Monday, May 22, 2006

Fake News From Fake America

My RSS reader brought this article to my attention, and I could not be more proud of it and, simultaneously, more disappointed in our nation's media. It's from the San Fransisco Gate by way of the AP, and its headline is, I shit you not, "Jack Bauer Saves Day on Finale of '24'." Ugh. It's bad enough when CNN reports on the life-changing news that only 33.06% of Americans prefer Eliot Yamin over Katherine McPhee and that old dude who's gonna be doing "Just For Men" hair color commercials in a year or two, but at least they're real people doing stuff in the real world. I hate to shatter some people's illusions here — and if you're one of those idiots whose head will explode when you find out that John Edward doesn't really talk to your dead relatives, Dan Brown is a big, fat liar, and your parents just made up all that crap about the Tooth Fairy, you should cover the room you're in with plastic sheeting and then keep reading — Jack Bauer is fictional, Associated Press. I'm totally cool with E! Online rehashing our country's memes as if we haven't already heard them a thousand times by the water cooler — "Did you guys see Desperate Housewives last night when Bree finally snapped? How she murdered Susan, chopped up her body, slow-roasted it, and served it to Lynette and Gabrielle at a dinner party?" Yes, look how we're all united as Americans and united in our love for Marcia Cross on a rampage. (By the way, that would make a fucking awesome episode of Desperate Housewives, and if I see that on TV, all of Marc Cherry's sins of mediocrity will be immediately forgiven.) But when those same TV junkies are shocked to see Teri Hatcher alive and well, posing in FHM magazine, it's time to throw away the remote and re-join the actual planet.

It's not like truth and fiction haven't already been twisted around enough: apparently this pheremone spray will make me irresistable to women, carbs are either bad for you or good for you or the complex carbohydrates are good but the refined carbs are bad or something, and Karen Ryan — "I'm not a journalist but I play one on TV" — has a Medicare plan the Bush administration would like to sell you.

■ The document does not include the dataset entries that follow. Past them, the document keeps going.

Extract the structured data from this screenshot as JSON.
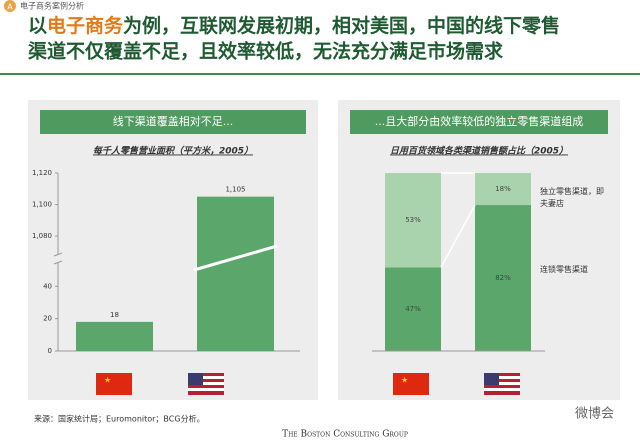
{
  "badge": "A",
  "section": "电子商务案例分析",
  "title": {
    "line1": [
      "以",
      "电子商务",
      "为例，互联网发展初期，相对美国，中国的线下零售"
    ],
    "line2": "渠道不仅覆盖不足，且效率较低，无法充分满足市场需求"
  },
  "source": "来源：国家统计局；Euromonitor；BCG分析。",
  "footer": "The Boston Consulting Group",
  "watermark": "微博会",
  "chart_data": [
    {
      "type": "bar",
      "header": "线下渠道覆盖相对不足...",
      "title": "每千人零售营业面积（平方米，2005）",
      "categories": [
        null,
        null
      ],
      "values": [
        18,
        1105
      ],
      "value_labels": [
        "18",
        "1,105"
      ],
      "color": "#5ba66b",
      "ylim": [
        0,
        55
      ],
      "yticks": [
        0,
        20,
        40
      ],
      "ylim_upper": [
        1068,
        1120
      ],
      "yticks_upper": [
        {
          "value": 1080,
          "label": "1,080"
        },
        {
          "value": 1100,
          "label": "1,100"
        },
        {
          "value": 1120,
          "label": "1,120"
        }
      ]
    },
    {
      "type": "stacked_bar",
      "header": "...且大部分由效率较低的独立零售渠道组成",
      "title": "日用百货领域各类渠道销售额占比（2005）",
      "categories": [
        null,
        null
      ],
      "ylim": [
        0,
        100
      ],
      "series": [
        {
          "name": "连锁零售渠道",
          "color": "#5ba66b",
          "values": [
            47,
            82
          ],
          "value_labels": [
            "47%",
            "82%"
          ]
        },
        {
          "name": "独立零售渠道，即夫妻店",
          "color": "#a9d3ad",
          "values": [
            53,
            18
          ],
          "value_labels": [
            "53%",
            "18%"
          ]
        }
      ]
    }
  ]
}
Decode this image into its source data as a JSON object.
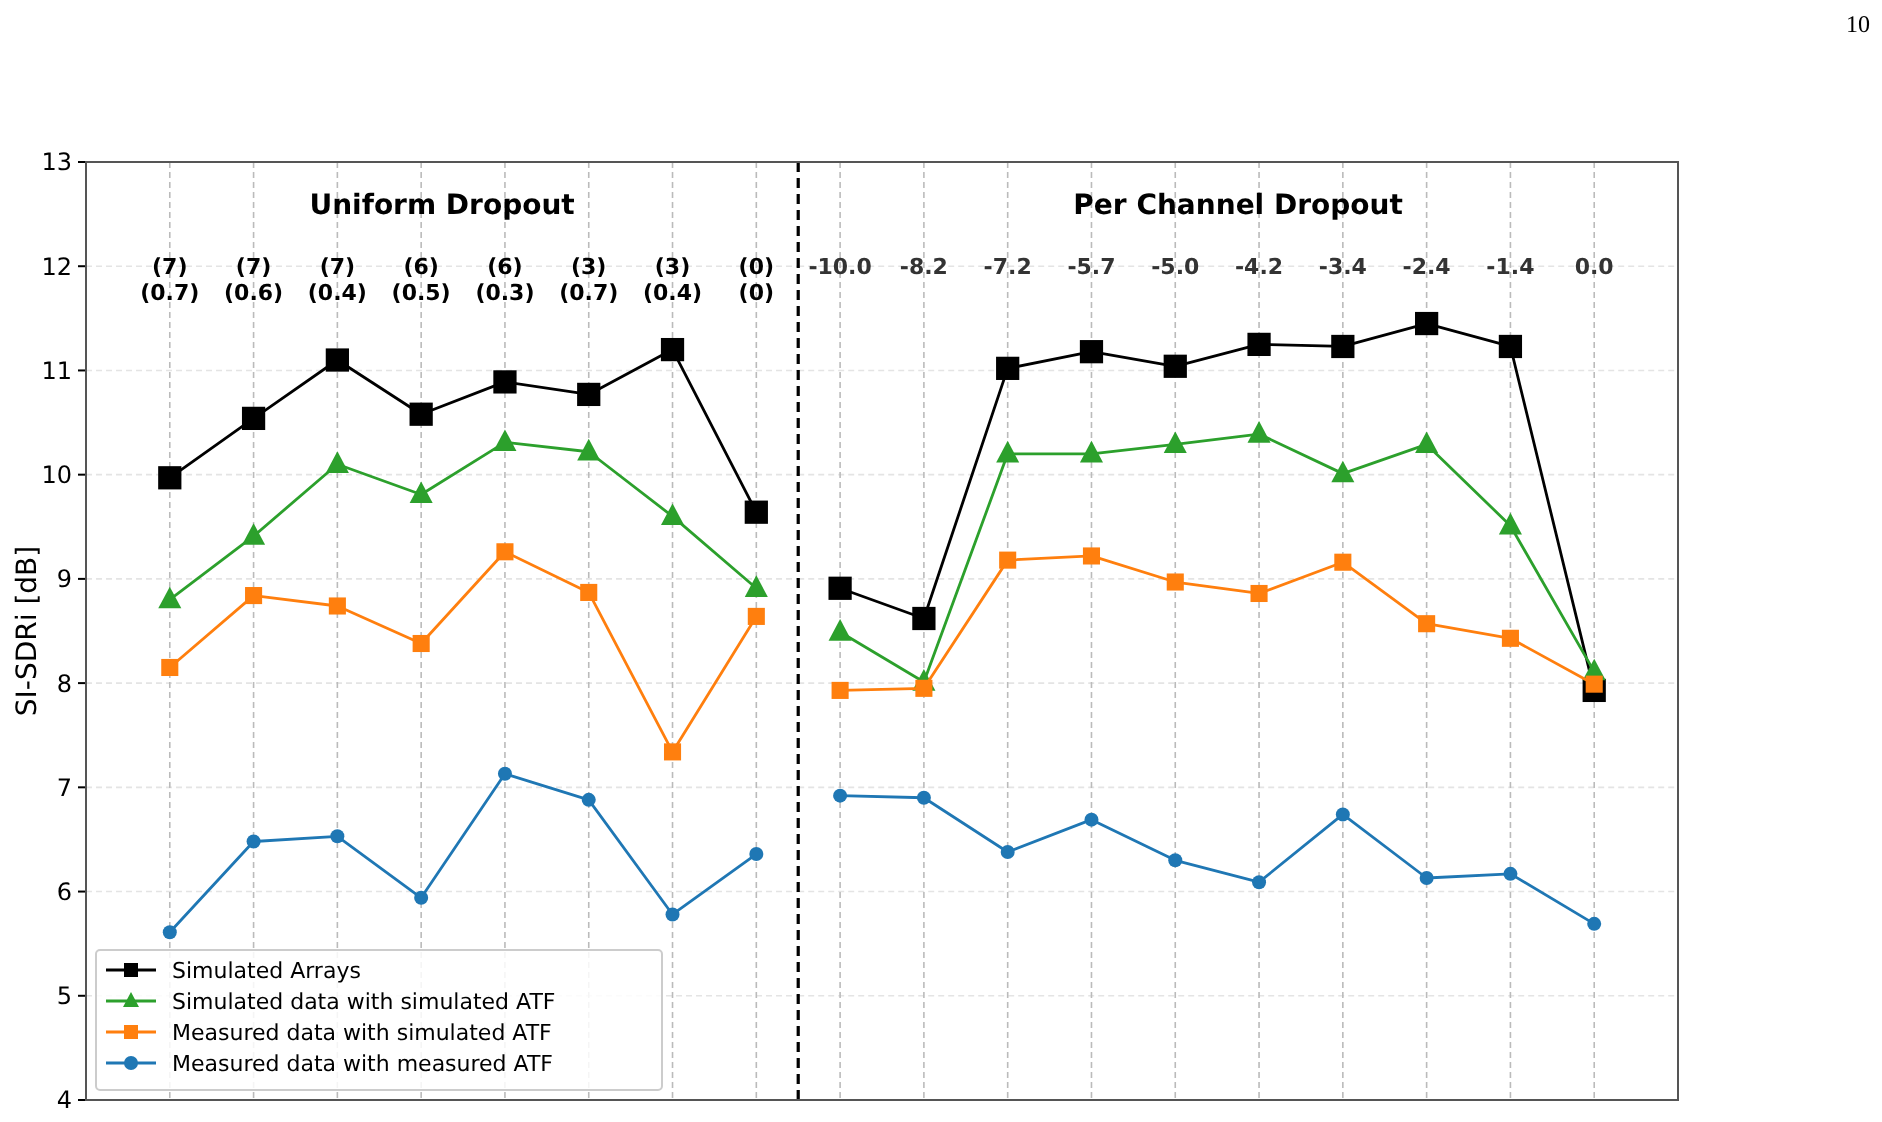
{
  "chart_data": [
    {
      "type": "line",
      "title": "Uniform Dropout",
      "ylabel": "SI-SDRi [dB]",
      "annotations": [
        "10"
      ],
      "categories": [
        "(7)\n(0.7)",
        "(7)\n(0.6)",
        "(7)\n(0.4)",
        "(6)\n(0.5)",
        "(6)\n(0.3)",
        "(3)\n(0.7)",
        "(3)\n(0.4)",
        "(0)\n(0)"
      ],
      "ylim": [
        4,
        13
      ],
      "yticks": [
        4,
        5,
        6,
        7,
        8,
        9,
        10,
        11,
        12,
        13
      ],
      "grid": true,
      "legend": "bottom left",
      "series": [
        {
          "name": "Simulated Arrays",
          "color": "#000000",
          "marker": "square",
          "values": [
            9.97,
            10.54,
            11.1,
            10.58,
            10.89,
            10.77,
            11.2,
            9.64
          ]
        },
        {
          "name": "Simulated data with simulated ATF",
          "color": "#2ca02c",
          "marker": "triangle",
          "values": [
            8.8,
            9.41,
            10.1,
            9.81,
            10.31,
            10.22,
            9.6,
            8.91
          ]
        },
        {
          "name": "Measured data with simulated ATF",
          "color": "#ff7f0e",
          "marker": "square",
          "values": [
            8.15,
            8.84,
            8.74,
            8.38,
            9.26,
            8.87,
            7.34,
            8.64
          ]
        },
        {
          "name": "Measured data with measured ATF",
          "color": "#1f77b4",
          "marker": "circle",
          "values": [
            5.61,
            6.48,
            6.53,
            5.94,
            7.13,
            6.88,
            5.78,
            6.36
          ]
        }
      ]
    },
    {
      "type": "line",
      "title": "Per Channel Dropout",
      "categories": [
        "-10.0",
        "-8.2",
        "-7.2",
        "-5.7",
        "-5.0",
        "-4.2",
        "-3.4",
        "-2.4",
        "-1.4",
        "0.0"
      ],
      "ylim": [
        4,
        13
      ],
      "yticks": [
        4,
        5,
        6,
        7,
        8,
        9,
        10,
        11,
        12,
        13
      ],
      "grid": true,
      "tick_labels": "x",
      "series": [
        {
          "color": "#000000",
          "marker": "square",
          "values": [
            8.91,
            8.62,
            11.02,
            11.18,
            11.04,
            11.25,
            11.23,
            11.45,
            11.23,
            7.93
          ]
        },
        {
          "color": "#2ca02c",
          "marker": "triangle",
          "values": [
            8.49,
            8.01,
            10.2,
            10.2,
            10.29,
            10.39,
            10.01,
            10.29,
            9.51,
            8.11
          ]
        },
        {
          "color": "#ff7f0e",
          "marker": "square",
          "values": [
            7.93,
            7.95,
            9.18,
            9.22,
            8.97,
            8.86,
            9.16,
            8.57,
            8.43,
            7.99
          ]
        },
        {
          "color": "#1f77b4",
          "marker": "circle",
          "values": [
            6.92,
            6.9,
            6.38,
            6.69,
            6.3,
            6.09,
            6.74,
            6.13,
            6.17,
            5.69
          ]
        }
      ]
    }
  ]
}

The AP might think they're just catching people up, but we're really too dumb to fall for that. You mean Jack beat the bad guys? I seriously did not see that one coming!!! And I bet he'll get into some other shit come January! No, I thought that season six would be two dozen episodes revolving around Jack's decomposing corpse. Okay, nothing could've ever redeemed Charmed, but if J.J. Abrams really wanted to pull off an amazing series finale of Alias, he'd have duly killed Sydney off. Maybe have Marshall sautee her and serve her up to the rest of the principals. Basically, unless it's a Roadrunner cartoon, anthropophagy improves pretty much anything.

But if it's not going to surprise me, tell me something I didn't already know, tell me something true, what's the point of even having the news? The whole quilting-bee atmosphere, where we get a liberal and conservative repeating their inane talking points and no one challenges them cause everyone's entitled to their opinion and you can't hurt anyone's damn feelings nowadays by telling them that they're full of it, isn't illuminating or useful or worth my damn time. If I wanted to know what happened in imaginary 24-land, I'd watch the show... or I'd do like I do in the real world and just assume that the writers couldn't come up with anything new after having Keifer's irritating daughter kidnapped for like the fifth time. You mean to tell me that one of the axis of evil is developing WMD's — where have I heard that before? It's an election year and gays are trying to get married and hippies are burning the flag (really?) and the government isn't tracking our phone calls but it's "protecting us from terrorists." Maybe one of these days, they'll be able to write an actual news story about someone, somewhere having an original idea, because that really doesn't happen every day.